Abstract

In the field of high spatial resolution (HSR) remote sensing imagery classification, object-oriented classification and conditional random field (CRF) approaches are widely used due to their ability to incorporate the spatial contextual information. However, the selection of the optimal segmentation scale in object-oriented classification is not an easy task, and some pairwise CRF models always show an oversmooth performance. In this paper, a detail-preserving smoothing classifier based on conditional random fields (DPSCRF) for HSR imagery is proposed to apply the object-oriented strategy in the CRF classification framework, thus integrating the merits of both approaches to consider the spatial contextual information and preserve the detail information in the classification.

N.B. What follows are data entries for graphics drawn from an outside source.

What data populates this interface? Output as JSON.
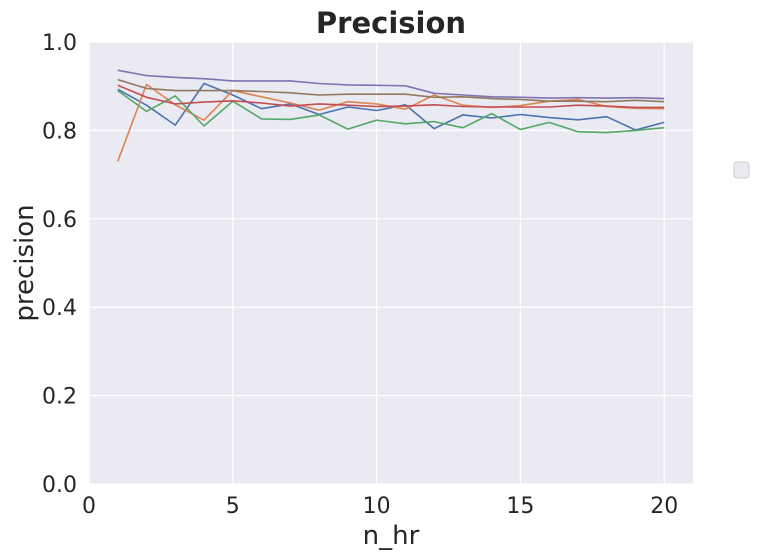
{
  "chart_data": {
    "type": "line",
    "title": "Precision",
    "xlabel": "n_hr",
    "ylabel": "precision",
    "xlim": [
      0,
      21
    ],
    "ylim": [
      0.0,
      1.0
    ],
    "xticks": [
      0,
      5,
      10,
      15,
      20
    ],
    "xtick_labels": [
      "0",
      "5",
      "10",
      "15",
      "20"
    ],
    "yticks": [
      0.0,
      0.2,
      0.4,
      0.6,
      0.8,
      1.0
    ],
    "ytick_labels": [
      "0.0",
      "0.2",
      "0.4",
      "0.6",
      "0.8",
      "1.0"
    ],
    "grid": true,
    "legend": "outside-right",
    "x": [
      1,
      2,
      3,
      4,
      5,
      6,
      7,
      8,
      9,
      10,
      11,
      12,
      13,
      14,
      15,
      16,
      17,
      18,
      19,
      20
    ],
    "series": [
      {
        "color": "#4c72b0",
        "values": [
          0.893,
          0.857,
          0.812,
          0.906,
          0.88,
          0.849,
          0.86,
          0.836,
          0.853,
          0.845,
          0.858,
          0.804,
          0.835,
          0.828,
          0.836,
          0.829,
          0.824,
          0.831,
          0.801,
          0.818
        ]
      },
      {
        "color": "#dd8452",
        "values": [
          0.73,
          0.904,
          0.858,
          0.823,
          0.89,
          0.876,
          0.862,
          0.846,
          0.865,
          0.86,
          0.848,
          0.88,
          0.857,
          0.852,
          0.856,
          0.866,
          0.87,
          0.854,
          0.85,
          0.849
        ]
      },
      {
        "color": "#55a868",
        "values": [
          0.89,
          0.843,
          0.878,
          0.81,
          0.866,
          0.826,
          0.825,
          0.835,
          0.803,
          0.823,
          0.815,
          0.82,
          0.806,
          0.838,
          0.802,
          0.818,
          0.797,
          0.795,
          0.8,
          0.806
        ]
      },
      {
        "color": "#c44e52",
        "values": [
          0.902,
          0.875,
          0.86,
          0.864,
          0.867,
          0.862,
          0.855,
          0.86,
          0.857,
          0.854,
          0.855,
          0.858,
          0.854,
          0.853,
          0.853,
          0.853,
          0.857,
          0.855,
          0.852,
          0.852
        ]
      },
      {
        "color": "#8172b3",
        "values": [
          0.936,
          0.924,
          0.92,
          0.917,
          0.912,
          0.912,
          0.912,
          0.906,
          0.903,
          0.902,
          0.901,
          0.884,
          0.88,
          0.876,
          0.875,
          0.873,
          0.874,
          0.873,
          0.874,
          0.872
        ]
      },
      {
        "color": "#937860",
        "values": [
          0.915,
          0.895,
          0.89,
          0.89,
          0.89,
          0.888,
          0.885,
          0.88,
          0.882,
          0.882,
          0.882,
          0.875,
          0.876,
          0.872,
          0.87,
          0.866,
          0.866,
          0.865,
          0.868,
          0.865
        ]
      }
    ]
  }
}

The DPSCRF model defines suitable potential functions based on the CRF model for HSR image classification, which comprise the spatial smoothing and local class label cost terms. Both terms favor spatial smoothing in a local neighborhood to consider the spatial information. In addition, the local class label cost also considers the different label information of neighboring pixels at each iterative step in the classification to preserve the detail information. In order to deal with the spectral variability of HSR imagery, a segmentation prior is used by the object-oriented processing strategy. This models the probability of each pixel based on the segmentation regions obtained by the connected-component labeling algorithm. The experimental results with three HSR images demonstrate that the proposed classification algorithm shows a competitive performance in both the quantitative and the qualitative evaluation when compared to the other state-of-the-art classification algorithms.